Infrastructure spending

Posted on
July 10, 2008

This morning I'm testifying before the Senate Finance Committee on infrastructure investment. My statement can be found here. The testimony occurs at a time when burgeoning congestion on the nations transportation networks and concerns that the nation is underinvesting in its physical infrastructure have focused attention on the federal governments role in sustaining that infrastructure. The testimony defines "infrastructure" as including transportation, utilities, and some other public facilities. The nation currently invests more than $400 billion per year in infrastructure defined this way, and about $60 billion of that amount is funded by the federal government each year, primarily for highways and other transportation networks. The testimony makes the following key points:

  • Estimates from the Federal Highway Administration (FHWA) and other sources indicate that additional spending of up to tens of billions of dollars each year on transportation infrastructure projects could be justified. Some of that spending would simply maintain the current performance of existing infrastructure; other projects would improve performance to the extent that the economic benefits exceeded the costs (although some projects would have net benefits that were smaller than those that could be obtained from spending on items besides infrastructure).
  • Although the rationale for some additional spending is probably strong, the economic returns on specific projects vary widely. Accordingly, even if the Congress were to increase spending, it would be important to identify which projects provided the largest potential benefit from limited budgetary resources.
  • Some of the demand for additional spending on infrastructure could be met by providing incentives to use existing infrastructure more efficiently and by devoting current budgetary resources to their highest valued uses. For example, the Department of Transportation has reported that the demand for new spending on highways could be reduced by as much as $20 billion annually if congestion pricing were implemented to encourage efficient use of existing infrastructure.
  • A special-purpose entity, such as a federally chartered infrastructure bank, could provide funding for infrastructure outside of the annual appropriation process but would not be a source of free money: Any reduction in the federal shares of project costs (obtained by reducing grant sizes or by shifting from grants to loans or loan guarantees with smaller subsidy costs) would require greater shares to be borne by project users, state or local taxpayers, or both.

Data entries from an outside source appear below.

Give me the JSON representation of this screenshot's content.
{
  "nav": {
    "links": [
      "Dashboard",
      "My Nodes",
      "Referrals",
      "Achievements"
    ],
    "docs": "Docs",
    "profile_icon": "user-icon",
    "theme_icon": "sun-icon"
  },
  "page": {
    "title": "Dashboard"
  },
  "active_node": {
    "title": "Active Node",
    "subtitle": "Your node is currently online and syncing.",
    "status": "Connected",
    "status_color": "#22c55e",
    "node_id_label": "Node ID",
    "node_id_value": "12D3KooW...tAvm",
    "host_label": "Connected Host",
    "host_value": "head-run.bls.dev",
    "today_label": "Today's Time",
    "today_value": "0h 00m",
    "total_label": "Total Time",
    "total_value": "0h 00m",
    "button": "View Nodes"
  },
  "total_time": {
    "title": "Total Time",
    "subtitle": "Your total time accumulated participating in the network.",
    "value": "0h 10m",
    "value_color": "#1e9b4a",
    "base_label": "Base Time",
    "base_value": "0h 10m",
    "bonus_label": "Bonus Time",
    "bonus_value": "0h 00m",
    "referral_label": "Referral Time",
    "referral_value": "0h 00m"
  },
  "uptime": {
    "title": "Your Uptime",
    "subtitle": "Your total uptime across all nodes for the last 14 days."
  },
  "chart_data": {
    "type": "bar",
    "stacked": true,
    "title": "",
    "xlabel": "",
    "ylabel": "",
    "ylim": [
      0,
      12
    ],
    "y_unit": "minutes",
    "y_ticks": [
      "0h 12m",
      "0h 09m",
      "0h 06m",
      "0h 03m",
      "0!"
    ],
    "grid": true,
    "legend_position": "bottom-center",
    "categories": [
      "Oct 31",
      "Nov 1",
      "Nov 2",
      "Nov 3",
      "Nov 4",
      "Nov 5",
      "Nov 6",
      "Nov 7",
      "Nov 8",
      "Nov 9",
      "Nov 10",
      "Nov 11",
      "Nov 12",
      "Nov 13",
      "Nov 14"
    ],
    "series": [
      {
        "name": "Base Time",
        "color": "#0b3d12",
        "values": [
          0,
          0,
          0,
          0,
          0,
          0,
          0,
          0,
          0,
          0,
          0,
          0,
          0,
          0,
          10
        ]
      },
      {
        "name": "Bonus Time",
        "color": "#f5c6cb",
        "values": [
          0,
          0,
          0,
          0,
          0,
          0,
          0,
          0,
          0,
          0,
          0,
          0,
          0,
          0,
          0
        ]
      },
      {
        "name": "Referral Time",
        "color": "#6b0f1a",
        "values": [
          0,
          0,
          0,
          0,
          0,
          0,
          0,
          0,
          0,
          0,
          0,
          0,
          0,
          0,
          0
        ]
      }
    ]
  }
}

In addition, attentive readers will note that in what I believe to be a first for CBO, the testimony includes a few lines of poetry (see footnote 47). These lines appear in response to a comment from David Brooks of the New York Times at a public forum that CBO reports don't have enough "romance" in them; when I asked him what he possibly meant by that comment, he suggested that CBO documents could include some poetry. Footnote 47 was the best we could do for now.